Most people, instead of saving me, they pull out their telephones and start shooting video. Everyone's jockeying for the best full-on angle. It reminds me of something. It reminds me of birthday parties and Christmas. A thousand memories crash over me for the last time, and that's something else I hadn't anticipated. I don't mind losing my education. I don't mind forgetting my name. But I will miss the little bit I can remember about my parents.

My mother's eyes and my father's nose and forehead, they're dead except for in my face. And the idea hurts, to know that I won't recognize them anymore. Once I punch out, I'll think my reflection is nothing except me.

My uncle Henry repeats, "If you hurt yourself, you hurt me too."

I say, "I'll still be your nephew, but I just won't know it."
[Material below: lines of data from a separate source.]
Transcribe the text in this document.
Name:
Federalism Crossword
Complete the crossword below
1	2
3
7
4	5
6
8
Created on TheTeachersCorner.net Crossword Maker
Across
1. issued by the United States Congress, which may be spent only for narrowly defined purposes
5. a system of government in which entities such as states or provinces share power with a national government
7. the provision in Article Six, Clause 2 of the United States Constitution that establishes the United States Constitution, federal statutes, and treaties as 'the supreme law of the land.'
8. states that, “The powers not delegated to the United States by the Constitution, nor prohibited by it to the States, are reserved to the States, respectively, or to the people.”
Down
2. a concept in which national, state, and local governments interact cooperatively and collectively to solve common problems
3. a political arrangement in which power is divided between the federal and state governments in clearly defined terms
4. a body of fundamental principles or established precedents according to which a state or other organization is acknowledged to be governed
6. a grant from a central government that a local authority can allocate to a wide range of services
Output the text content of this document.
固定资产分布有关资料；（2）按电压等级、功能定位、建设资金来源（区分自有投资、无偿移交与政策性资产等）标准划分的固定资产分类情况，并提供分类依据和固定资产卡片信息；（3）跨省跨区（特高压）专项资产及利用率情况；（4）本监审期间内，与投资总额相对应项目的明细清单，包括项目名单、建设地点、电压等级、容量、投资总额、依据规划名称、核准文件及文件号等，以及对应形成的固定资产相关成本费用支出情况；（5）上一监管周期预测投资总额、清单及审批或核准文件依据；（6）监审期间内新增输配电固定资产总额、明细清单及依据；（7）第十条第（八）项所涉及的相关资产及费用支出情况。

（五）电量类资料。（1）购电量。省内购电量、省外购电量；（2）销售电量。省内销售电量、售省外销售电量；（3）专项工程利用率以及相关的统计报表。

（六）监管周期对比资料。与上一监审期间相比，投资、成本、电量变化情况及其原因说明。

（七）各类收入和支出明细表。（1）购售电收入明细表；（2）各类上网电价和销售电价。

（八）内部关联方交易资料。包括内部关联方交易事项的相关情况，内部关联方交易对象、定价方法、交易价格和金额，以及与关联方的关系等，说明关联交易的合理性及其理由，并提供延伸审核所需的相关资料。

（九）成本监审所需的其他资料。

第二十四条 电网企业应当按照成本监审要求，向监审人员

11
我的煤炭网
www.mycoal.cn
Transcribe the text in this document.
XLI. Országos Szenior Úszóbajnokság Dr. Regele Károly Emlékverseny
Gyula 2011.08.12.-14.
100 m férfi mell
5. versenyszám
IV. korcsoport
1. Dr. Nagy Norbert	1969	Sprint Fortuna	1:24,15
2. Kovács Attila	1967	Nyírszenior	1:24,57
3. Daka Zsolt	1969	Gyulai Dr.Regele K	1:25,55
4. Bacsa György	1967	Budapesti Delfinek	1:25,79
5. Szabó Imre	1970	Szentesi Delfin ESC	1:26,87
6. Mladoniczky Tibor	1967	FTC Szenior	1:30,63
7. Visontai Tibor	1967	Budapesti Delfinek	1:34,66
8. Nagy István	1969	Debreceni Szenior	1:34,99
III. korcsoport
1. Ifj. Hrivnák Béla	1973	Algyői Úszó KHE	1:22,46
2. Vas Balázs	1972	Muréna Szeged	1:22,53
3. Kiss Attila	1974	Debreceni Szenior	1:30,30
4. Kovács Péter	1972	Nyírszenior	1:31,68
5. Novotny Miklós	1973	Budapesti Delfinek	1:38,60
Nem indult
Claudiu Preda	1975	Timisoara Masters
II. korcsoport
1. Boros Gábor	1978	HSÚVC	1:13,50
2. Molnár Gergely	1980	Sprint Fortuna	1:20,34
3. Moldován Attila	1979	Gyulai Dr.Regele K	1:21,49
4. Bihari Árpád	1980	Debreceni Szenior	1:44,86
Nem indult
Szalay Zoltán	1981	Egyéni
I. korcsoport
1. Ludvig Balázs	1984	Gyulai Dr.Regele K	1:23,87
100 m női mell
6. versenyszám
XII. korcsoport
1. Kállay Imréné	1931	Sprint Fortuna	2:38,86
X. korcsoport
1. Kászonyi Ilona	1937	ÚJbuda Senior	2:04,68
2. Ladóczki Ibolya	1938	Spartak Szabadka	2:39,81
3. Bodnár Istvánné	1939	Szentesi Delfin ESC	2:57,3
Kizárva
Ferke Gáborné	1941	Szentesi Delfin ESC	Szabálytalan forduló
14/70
For no reason, some lady steps up and grabs my uncle Henry's other arm. This new person, she says, "If you hurt yourself, you hurt me as well.…" Somebody else grabs that lady, and somebody grabs the last somebody, saying, "If you hurt yourself, you hurt me." Strangers reach out and grab hold of strangers in chains and branches, until we're all connected together. Like we're molecules crystallizing in solution in Organic Chem. Everyone's holding on to someone, and everyone's holding on to everyone, and their voices repeat the same sentence: "If you hurt yourself, you hurt me.… If you hurt yourself, you hurt me.…"

These words form a slow wave. Like a slow-motion echo, they move away from me, going up and down the concourse in both directions. Each person steps up to grab a person who's grabbing a person who's grabbing a person who's grabbing my uncle who's grabbing me. This really happens. It sounds trite, but only because words make everything true sound trite. Because words always screw up what you're trying to say.

Voices from other people in other places, total strangers, say by telephone, watching by video cams, their long-distance voices say, "If you hurt yourself, you hurt me.…" And some kid steps out from behind the cash register at Der Wienerschnitzel, all the way down at the food court, he grabs hold of somebody and shouts, "If you hurt yourself, you hurt me." And the kids making Taco Bell and the kids frothing milk at the Starbucks, they stop, and they all hold hands with someone connected to me across this vast crowd, and they say it too. And just when I think it's got to end and everyone's got to let go and fly away, because everything's stopped and people are holding hands, even going through the metal detectors they're holding hands, even then the talking news anchor on CNN, on the televisions mounted up high by the ceiling, the announcer puts a finger to his ear, like to hear better, and even he says, "Breaking news." He looks confused, obviously reading something off cue cards, and he says, "If you hurt yourself, you hurt me." And overlapping his voice are the voices of political pundits on Fox News and color commentators on ESPN, and they're all saying it.